A “wine placemat” and a scoring sheet are standard materials. The placemat will indicate where the glasses are to be set, and will number the wines for identification without prejudice. Remember, you probably don’t want the members of the club to know what they’re drinking beforehand, as it might affect their opinion of the wine. We’re going for a pure taste opinion here. As for the scoring sheet, the basic categories for scoring a wine are Appearance, Aroma, Body, Taste, and Finish, or words along these lines. After tasting the wine, the club member should be provided with a cardboard cup to spit the wine into (we don’t want our club members becoming intoxicated before the end of the club meeting) and they should then proceed to make some judgments on the wine, rating the wine in each category according to a number system.
Don’t forget bags to completely cover the wines as they’re being poured. This will also help to keep the wines anonymous.
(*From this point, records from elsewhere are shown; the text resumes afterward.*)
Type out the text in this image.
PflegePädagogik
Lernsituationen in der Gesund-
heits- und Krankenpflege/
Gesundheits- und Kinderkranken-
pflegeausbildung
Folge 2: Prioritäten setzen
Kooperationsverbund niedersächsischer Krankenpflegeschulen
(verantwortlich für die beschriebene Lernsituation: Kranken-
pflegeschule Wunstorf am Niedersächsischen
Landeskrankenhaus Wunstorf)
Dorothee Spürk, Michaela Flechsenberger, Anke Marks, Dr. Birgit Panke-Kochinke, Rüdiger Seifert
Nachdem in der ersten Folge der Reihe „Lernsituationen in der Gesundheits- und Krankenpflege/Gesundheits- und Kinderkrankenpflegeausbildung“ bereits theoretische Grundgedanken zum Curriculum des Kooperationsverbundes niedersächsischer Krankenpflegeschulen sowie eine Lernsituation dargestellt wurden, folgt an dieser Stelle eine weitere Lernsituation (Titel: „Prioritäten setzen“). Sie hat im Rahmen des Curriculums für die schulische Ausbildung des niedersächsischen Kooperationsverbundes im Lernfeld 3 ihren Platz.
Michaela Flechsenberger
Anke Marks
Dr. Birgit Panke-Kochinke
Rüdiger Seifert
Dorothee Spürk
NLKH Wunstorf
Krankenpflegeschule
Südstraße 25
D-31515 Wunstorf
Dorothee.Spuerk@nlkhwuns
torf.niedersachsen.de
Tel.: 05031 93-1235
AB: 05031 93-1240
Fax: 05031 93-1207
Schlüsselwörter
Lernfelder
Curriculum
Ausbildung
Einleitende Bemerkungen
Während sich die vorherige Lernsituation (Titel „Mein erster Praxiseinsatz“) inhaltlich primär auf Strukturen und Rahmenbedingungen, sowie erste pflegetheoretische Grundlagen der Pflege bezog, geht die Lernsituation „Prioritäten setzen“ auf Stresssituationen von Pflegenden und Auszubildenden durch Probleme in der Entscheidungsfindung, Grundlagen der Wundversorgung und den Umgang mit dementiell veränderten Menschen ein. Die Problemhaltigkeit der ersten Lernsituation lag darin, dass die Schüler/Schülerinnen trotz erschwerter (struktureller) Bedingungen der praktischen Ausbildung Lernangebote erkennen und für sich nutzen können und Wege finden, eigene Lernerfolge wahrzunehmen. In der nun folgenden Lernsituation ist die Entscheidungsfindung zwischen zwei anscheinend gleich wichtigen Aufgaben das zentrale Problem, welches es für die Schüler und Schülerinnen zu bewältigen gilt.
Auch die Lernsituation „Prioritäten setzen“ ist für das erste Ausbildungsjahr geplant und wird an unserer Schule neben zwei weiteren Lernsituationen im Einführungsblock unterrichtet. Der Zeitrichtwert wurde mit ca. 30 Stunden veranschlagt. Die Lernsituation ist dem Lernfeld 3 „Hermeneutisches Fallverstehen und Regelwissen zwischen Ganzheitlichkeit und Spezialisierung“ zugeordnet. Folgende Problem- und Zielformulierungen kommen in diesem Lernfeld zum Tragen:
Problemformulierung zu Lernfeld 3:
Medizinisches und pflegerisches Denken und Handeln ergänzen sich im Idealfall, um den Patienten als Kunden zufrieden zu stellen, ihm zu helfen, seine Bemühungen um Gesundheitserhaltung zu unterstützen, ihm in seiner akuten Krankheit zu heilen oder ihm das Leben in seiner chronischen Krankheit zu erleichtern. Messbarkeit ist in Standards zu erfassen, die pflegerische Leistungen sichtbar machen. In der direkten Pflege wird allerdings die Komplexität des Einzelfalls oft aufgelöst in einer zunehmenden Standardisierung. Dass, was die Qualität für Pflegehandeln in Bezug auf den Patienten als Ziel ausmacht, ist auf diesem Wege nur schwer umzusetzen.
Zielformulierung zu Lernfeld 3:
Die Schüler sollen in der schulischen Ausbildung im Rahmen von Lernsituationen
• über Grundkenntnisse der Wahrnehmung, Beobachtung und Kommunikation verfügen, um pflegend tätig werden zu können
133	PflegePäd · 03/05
Pieces of bread or relatively flavorless crackers should be provided to ‘cleanse the palate’ between glasses. It is common for one wine’s taste to muddy or even mask the flavor of another wine.
After drinking each wine, a discussion should take place. What did the members like or dislike about each wine? Would they purchase the wine in the future? Often these talks branch out in many directions, and don’t be surprised if you find your club eventually discussing politics, religion, or some other “no-no” topic — like great music, a great wine can often initiate conversation.
Remember, even if your wine tasting club is full of very serious wine aficionados, the point is to have fun. There are no right or wrong answers when tasting wine.
If you set your tasting up properly, and serve solid enjoyable wines, you and your wine tasting club are sure to have a good time. Hopefully, you’ll have many more meetings the future.